“Non saranno i più forti né i più intelligenti a sopravvivere, ma coloro che meglio sapranno adattarsi ai cambiamenti.” (Leon C. Megginson)
Mai come oggi possiamo dirci “superstiti” e “testimoni attivi” di una trasformazione epocale che non ha precedenti nella storia dell’umanità.
Il cambiamento di paradigma – così radicale e improvviso – delle nostre abitudini di vita, delle nostre dinamiche lavorative e relazionali, dei nostri modelli di pensiero, impostoci in quest’ultimo anno di emergenza Covid-19 è materia per la sceneggiatura di un film di fantascienza.
Mai un “salto di epoca” era avvenuto un modo così repentino e brutale in passato.
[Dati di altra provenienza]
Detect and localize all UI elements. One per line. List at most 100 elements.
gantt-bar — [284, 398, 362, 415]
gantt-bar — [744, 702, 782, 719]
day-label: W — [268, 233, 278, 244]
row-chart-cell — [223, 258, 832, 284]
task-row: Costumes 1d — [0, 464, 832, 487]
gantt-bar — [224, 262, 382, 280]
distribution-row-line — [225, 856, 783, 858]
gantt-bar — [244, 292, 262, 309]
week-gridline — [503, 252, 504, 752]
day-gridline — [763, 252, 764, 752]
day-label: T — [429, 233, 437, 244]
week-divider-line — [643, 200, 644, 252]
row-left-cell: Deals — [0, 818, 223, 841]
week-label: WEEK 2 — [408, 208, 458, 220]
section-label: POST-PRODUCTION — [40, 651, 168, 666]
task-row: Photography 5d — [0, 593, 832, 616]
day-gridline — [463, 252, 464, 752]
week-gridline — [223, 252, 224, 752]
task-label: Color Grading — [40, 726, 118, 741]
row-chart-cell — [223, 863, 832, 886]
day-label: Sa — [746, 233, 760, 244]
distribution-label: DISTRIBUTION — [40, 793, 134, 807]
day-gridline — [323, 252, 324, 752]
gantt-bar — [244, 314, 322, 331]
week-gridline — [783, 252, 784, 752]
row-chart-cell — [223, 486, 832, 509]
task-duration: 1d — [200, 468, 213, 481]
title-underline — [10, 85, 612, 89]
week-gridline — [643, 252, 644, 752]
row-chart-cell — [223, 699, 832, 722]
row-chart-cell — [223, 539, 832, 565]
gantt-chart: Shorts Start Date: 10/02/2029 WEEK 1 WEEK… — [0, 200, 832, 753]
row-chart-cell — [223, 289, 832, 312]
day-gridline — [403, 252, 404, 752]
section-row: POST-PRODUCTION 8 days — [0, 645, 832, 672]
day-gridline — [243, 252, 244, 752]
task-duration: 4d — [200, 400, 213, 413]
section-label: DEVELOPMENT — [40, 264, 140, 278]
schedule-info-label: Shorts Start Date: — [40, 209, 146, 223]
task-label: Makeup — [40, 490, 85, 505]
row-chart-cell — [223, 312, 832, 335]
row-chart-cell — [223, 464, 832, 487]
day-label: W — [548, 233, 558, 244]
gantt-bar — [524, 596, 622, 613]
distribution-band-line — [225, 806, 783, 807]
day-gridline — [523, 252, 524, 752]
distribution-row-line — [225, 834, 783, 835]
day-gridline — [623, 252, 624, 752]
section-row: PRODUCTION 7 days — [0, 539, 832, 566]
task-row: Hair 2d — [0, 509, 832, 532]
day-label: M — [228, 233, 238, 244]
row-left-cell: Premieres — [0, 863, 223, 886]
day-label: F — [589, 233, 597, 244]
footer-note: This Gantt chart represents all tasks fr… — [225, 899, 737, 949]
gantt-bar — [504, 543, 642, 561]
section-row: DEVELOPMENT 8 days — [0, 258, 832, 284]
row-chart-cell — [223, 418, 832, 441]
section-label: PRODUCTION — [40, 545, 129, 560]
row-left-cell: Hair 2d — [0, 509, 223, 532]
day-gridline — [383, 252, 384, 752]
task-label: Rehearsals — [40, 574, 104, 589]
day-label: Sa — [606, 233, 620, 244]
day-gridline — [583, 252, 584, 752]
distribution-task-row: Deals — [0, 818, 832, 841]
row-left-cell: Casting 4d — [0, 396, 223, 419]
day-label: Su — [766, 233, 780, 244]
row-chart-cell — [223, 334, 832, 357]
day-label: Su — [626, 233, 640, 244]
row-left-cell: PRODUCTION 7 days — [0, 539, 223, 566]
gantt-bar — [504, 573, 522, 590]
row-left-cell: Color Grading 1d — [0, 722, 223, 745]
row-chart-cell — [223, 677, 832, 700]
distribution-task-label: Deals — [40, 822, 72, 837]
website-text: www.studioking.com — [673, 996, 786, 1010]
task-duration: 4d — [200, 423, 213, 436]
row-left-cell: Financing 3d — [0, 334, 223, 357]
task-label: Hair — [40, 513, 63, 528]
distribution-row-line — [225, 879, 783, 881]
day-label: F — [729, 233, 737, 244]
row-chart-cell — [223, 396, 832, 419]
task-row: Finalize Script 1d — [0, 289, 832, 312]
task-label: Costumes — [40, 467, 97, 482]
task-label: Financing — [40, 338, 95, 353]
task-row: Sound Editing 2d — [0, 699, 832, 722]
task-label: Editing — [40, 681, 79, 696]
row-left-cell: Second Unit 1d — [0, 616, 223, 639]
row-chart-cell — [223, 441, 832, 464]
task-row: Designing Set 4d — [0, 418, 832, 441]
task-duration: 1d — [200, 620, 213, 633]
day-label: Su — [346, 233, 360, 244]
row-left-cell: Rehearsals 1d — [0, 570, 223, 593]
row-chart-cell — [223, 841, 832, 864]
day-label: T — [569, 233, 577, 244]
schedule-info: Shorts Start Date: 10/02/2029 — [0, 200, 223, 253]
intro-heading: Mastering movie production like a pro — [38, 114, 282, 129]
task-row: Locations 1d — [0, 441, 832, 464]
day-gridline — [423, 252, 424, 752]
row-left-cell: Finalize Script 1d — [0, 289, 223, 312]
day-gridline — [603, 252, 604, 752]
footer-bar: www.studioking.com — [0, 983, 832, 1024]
Mai ci eravamo dovuti misurare, pur nell’incertezza del futuro che l’esistenza terrena di per sé implica, con un’onda d’urto di tale portata e intensità.
Oggi sappiamo che se siamo stati capaci di giocarci “la partita della vita” (è proprio il caso di dirlo) senza soccombere, lo dobbiamo alla disponibilità di tecnologie dirompenti e all’adozione di dispositivi sempre più rivoluzionari e all’avanguardia, tra cui l’ intelligenza artificiale, in grado di fornirci le contromisure adeguate ad affrontare le molteplici sfide di una realtà sempre più complessa e iper-connessa, e consentirci di cogliere, ove possibile, le nuove opportunità che questa ci offre.
Il domani, che è già oggi, richiederà una spinta sempre più forte verso la semplificazione e l’ottimizzazione. E aprirà la strada a una crescente collaborazione tra i popoli, tramite l’esercizio di una sempre maggiore empatia verso il prossimo, inteso in senso lato, ovvero come “bene comune”. Perché il prossimo in fin dei conti siamo noi, e questo la pandemia ce l’ha insegnato. Noi siamo il prossimo per gli altri, così come gli altri lo sono per noi, e lo spazio che abitiamo è ormai così intimamente interconnesso da non consentirci più di ragionare e agire secondo logiche opportunistiche.
Bene comune significa innanzitutto “casa comune”. La salute del pianeta è divenuta finalmente una priorità nella coscienza dei più. Le nuove generazioni – certamente smarrite nella ricerca di un baricentro esistenziale come lo siamo stati noi, del resto, a suo tempo – possiedono in realtà una messa a fuoco nitidissima sull’importanza di salvaguardare l’ecosistema terra, per il bene collettivo, e quindi anche per il proprio.
Si sta rapidamente migrando da un’epoca di globalizzazione prettamente economica ad una più “nobile” di globalizzazione culturale, che ci vede più solidali e attivi, spesso in prima persona, su temi di interesse collettivo e su cause importanti. Quelle che insieme siamo chiamati a perseguire, e che tutti insieme dobbiamo vincere.
Se è vero il detto che “non tutti i mali vengono per nuocere”, l’anno che abbiamo appena vissuto forse ne è, auguriamocelo, il manifesto più lampante.